Formats
Goals for electronic transcription formats include:
- Non-proprietary file format. Files must be accessible without buying proprietary software. Data will be stored in plain text files, using open, internationally recognized standards for character encoding.
- Human-readable markup. Markup -- a set of annotations to text that describe how it is to be structured, laid out, or formatted -- should be accessible to users.
- Compliant with widely-used standards. Use of standards facilitates interoperability and longevity
- Platform independent. The file formats used should be usable on as wide a variety of hardware platforms as possible
- Backwards-compatible. File formats chosen given due consideration of older, entrenched formats that may still be widely used. Files should not be incompatible with these formats without good reason.
- Incorporate meta-data in standard formats. Meta-data is data describing the file itself, for example, bibliographical data. This data should be incorporated into the file, so that is doesn't become separated from it. Standard formats should be used so
that it may be automatically parsed by third-party software.
- Accessible to online search and retrieval engines. File and meta-data formats used should facilitate visibility by internet search engines and automatic library catalogs.
- Accessible to non-technical users, using commonly available web browsers
- Convenient to download to local disk or printer - so users can more easily read materials off-line
- Single format - don't want to have to maintain a given etext in multiple formats - may diverge if corrections are made.
In furtherance of these goals, text materials will be maintained as XHTML1.1 -compliant files. Metadata will be embedded in the files, using the Dublin Core standard. CSS stylesheets will be used to format documents for screen and print. Images will be stored in jpg format.

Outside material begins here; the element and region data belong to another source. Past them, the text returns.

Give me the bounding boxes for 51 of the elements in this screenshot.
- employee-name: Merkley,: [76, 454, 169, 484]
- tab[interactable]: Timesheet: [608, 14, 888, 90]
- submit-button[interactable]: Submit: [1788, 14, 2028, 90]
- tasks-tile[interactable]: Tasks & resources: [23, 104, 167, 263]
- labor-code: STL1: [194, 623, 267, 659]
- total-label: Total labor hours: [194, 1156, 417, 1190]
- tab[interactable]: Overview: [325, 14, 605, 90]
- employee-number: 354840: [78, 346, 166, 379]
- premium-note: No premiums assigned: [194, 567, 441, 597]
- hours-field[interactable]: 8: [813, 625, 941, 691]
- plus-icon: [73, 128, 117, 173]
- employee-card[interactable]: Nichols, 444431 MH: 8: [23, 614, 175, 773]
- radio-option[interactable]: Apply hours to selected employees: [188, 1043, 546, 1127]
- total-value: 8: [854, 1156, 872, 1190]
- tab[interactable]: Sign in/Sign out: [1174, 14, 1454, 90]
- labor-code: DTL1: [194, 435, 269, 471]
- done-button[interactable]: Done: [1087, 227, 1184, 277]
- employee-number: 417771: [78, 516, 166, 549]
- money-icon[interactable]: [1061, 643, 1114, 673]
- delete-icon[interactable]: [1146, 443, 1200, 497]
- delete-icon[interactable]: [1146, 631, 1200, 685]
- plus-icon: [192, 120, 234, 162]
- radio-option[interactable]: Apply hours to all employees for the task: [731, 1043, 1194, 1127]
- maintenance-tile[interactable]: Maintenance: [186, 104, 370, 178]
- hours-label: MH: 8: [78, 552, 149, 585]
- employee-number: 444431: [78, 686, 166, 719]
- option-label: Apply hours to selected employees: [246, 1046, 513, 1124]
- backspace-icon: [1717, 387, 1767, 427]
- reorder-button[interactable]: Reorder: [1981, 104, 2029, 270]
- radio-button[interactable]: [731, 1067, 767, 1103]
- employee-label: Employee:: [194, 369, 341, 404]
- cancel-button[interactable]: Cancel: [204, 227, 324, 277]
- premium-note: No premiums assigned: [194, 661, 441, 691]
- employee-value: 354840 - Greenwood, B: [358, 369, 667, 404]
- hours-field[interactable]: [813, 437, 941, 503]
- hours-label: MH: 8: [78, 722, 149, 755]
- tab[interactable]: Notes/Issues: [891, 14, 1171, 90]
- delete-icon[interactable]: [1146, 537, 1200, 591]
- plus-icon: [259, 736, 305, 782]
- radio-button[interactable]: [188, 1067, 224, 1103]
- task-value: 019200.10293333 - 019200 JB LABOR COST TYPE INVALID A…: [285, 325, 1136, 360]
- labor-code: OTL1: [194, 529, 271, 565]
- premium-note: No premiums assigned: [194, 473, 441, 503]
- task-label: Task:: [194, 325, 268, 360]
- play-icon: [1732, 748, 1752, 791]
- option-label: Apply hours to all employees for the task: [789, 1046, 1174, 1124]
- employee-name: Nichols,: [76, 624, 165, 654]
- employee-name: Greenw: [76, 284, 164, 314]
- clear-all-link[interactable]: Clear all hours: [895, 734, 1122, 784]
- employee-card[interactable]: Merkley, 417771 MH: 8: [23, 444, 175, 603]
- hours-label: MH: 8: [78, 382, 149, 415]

Supplements markup may be added to the files, as time permits. This markup would indicate things like names, places, dates, events, page numbers, or chapter numbers. This supplemental markup could eventually be used, in conjunction with special-purpose scripts, to perform more complex analyses or cross-referencing of the materials.
Since this project began in the mid 1990's, before WWW standards were mature, many of the earlier files are still in older formats. An on-going (but low-priority) effort is being made to update these files.
Because users bookmark and reference files in this website, the URLs will be kept stable, and will not be changed without good reason. If a change is necessary, symbolic links will be used so that old URLs will continue to work for a period of time to allow references and links to be updated.